Горькая линия — страница 47 из 85

Пастух останавливал каждого путника одним и тем же вопросом:

— Хабар бар ма?

— Хабар бар. По атбасарскому тракту проехал русский купец в малиновой опояске. Он скупил у джатаков баранов по дорогой цене за фальшивые деньги.

— Ие?!

— Хабар бар. Бродячий певец степей по имени Бе-имбет прославил в песне джигитов из рода Кейты — храбрых богатырей и лихих наездников.

— Ие?! Чем отличились они?

— Они отбили у байских барымтачей — прославленных конокрадов — косяк кобылиц с жеребятами, украденный у джатаков, и вернули пастуху Койче похищенную барымтачами его семнадцатилетнюю невесту Жамал…

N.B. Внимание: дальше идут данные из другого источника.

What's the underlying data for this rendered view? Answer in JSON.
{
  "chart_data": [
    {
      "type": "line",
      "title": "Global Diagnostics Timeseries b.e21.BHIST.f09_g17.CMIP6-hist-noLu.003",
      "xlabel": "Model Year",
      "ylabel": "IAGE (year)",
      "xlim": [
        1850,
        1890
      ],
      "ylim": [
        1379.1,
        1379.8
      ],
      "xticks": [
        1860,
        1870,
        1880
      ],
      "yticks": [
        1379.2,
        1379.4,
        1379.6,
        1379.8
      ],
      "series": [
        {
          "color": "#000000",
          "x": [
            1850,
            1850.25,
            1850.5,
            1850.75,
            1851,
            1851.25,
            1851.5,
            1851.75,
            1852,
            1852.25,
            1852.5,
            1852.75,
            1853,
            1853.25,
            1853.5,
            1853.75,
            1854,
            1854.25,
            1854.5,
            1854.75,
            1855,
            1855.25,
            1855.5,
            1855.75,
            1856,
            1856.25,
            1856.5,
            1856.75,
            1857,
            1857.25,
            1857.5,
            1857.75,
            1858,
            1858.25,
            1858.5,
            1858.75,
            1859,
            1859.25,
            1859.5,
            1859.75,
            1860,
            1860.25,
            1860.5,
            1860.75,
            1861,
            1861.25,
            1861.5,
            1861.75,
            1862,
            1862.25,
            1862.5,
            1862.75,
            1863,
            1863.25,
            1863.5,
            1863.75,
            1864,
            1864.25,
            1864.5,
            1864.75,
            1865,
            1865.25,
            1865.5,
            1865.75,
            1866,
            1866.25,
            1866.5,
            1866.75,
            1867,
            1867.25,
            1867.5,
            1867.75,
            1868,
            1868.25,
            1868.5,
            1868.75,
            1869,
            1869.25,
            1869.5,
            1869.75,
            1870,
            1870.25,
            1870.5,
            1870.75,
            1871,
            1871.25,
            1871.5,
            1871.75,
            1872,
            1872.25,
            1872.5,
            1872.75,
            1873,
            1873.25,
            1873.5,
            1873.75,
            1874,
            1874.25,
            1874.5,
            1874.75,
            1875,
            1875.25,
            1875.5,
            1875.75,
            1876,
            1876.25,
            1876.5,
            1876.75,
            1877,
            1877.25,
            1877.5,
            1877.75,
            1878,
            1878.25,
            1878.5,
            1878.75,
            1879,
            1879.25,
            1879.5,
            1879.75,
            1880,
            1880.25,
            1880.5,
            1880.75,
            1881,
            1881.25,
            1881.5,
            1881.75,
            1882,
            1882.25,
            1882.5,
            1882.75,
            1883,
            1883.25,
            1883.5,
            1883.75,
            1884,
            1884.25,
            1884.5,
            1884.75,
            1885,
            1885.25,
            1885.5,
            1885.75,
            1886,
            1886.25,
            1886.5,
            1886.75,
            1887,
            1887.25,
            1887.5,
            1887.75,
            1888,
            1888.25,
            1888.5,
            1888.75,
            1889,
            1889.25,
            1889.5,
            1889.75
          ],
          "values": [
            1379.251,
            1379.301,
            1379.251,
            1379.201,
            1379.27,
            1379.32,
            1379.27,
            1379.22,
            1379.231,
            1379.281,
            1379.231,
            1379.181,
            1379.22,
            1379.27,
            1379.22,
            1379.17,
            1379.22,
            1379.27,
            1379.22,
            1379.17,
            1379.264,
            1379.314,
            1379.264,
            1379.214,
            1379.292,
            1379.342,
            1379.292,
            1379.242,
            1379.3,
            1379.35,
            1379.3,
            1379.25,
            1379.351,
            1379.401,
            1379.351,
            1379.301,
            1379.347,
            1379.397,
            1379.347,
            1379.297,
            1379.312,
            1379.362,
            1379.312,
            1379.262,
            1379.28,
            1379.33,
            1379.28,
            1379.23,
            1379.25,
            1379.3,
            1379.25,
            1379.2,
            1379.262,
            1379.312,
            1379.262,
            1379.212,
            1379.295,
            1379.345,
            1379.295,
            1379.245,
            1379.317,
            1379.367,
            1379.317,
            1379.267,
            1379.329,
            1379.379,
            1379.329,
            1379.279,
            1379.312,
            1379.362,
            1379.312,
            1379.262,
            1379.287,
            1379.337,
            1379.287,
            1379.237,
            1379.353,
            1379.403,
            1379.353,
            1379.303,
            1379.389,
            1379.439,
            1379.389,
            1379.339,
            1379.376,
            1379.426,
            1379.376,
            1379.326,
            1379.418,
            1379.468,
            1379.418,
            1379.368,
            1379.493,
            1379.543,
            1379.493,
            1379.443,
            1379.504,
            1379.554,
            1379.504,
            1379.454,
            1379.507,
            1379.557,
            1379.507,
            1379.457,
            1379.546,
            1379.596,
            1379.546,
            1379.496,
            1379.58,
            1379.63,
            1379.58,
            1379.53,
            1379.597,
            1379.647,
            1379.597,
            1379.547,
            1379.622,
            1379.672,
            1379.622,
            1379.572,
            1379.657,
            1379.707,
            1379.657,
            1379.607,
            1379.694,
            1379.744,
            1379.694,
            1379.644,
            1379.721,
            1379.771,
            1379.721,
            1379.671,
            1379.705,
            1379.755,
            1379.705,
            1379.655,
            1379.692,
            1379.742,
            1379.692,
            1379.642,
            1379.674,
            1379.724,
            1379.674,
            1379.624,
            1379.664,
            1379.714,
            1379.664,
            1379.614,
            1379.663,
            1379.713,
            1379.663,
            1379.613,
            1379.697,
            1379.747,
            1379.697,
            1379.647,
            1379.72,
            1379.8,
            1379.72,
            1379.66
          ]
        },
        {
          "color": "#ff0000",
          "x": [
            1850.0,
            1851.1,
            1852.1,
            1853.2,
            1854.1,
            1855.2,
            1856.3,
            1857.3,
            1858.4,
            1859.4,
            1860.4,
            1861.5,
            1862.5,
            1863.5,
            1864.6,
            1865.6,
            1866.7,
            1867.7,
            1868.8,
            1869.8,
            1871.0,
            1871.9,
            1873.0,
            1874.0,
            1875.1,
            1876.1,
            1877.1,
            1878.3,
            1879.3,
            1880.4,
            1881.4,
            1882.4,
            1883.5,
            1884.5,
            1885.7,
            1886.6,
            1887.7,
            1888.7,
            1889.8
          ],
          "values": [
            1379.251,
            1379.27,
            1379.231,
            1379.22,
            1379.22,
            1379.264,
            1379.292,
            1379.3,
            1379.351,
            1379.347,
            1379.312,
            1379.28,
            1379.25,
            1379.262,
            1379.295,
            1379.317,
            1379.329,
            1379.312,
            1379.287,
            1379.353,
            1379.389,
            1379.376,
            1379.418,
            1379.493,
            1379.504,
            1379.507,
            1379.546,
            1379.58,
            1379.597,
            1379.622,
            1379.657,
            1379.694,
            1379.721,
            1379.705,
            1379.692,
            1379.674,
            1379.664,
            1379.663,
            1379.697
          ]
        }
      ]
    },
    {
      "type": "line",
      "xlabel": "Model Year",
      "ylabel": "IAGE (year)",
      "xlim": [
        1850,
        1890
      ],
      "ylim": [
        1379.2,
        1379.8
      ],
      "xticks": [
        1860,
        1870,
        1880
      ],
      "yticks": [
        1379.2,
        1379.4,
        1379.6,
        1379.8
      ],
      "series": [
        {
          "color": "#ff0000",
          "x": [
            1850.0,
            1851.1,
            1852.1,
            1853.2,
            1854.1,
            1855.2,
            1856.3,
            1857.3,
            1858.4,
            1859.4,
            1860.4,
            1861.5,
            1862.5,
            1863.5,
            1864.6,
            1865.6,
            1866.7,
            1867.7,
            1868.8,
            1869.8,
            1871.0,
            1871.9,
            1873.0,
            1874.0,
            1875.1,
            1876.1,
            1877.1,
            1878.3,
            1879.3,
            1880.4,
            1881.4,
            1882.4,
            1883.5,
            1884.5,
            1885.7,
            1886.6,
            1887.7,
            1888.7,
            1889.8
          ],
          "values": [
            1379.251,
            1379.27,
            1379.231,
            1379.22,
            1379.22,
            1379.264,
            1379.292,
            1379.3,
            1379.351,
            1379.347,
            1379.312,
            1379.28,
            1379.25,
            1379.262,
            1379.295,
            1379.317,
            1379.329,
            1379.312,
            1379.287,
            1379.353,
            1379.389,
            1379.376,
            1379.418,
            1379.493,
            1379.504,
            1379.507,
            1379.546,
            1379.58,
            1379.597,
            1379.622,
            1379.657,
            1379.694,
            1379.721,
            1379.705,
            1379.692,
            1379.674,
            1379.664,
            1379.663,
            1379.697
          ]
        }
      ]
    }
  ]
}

Много слыхивали нехитрых степных новостей джатаки за эти годы от странствующих в окрестной степи певцов и блуждающих всадников, но никто из них ни слова не сказал им о Садвакасе — где он и что с ним? Томится ли он за железной решеткой в большой русской крепости или скрывается в кочевьях Малой орды в окружении таких же, как он, мятежных и непокорных джигитов? Об этом молчала степь, любившая новости, но и умевшая хранить тайны.

По ночам, собираясь в сумрачной и ветхой зимовке слепого Чиграя, джатаки рассказывали друг другу вполголоса о своих снах и догадках.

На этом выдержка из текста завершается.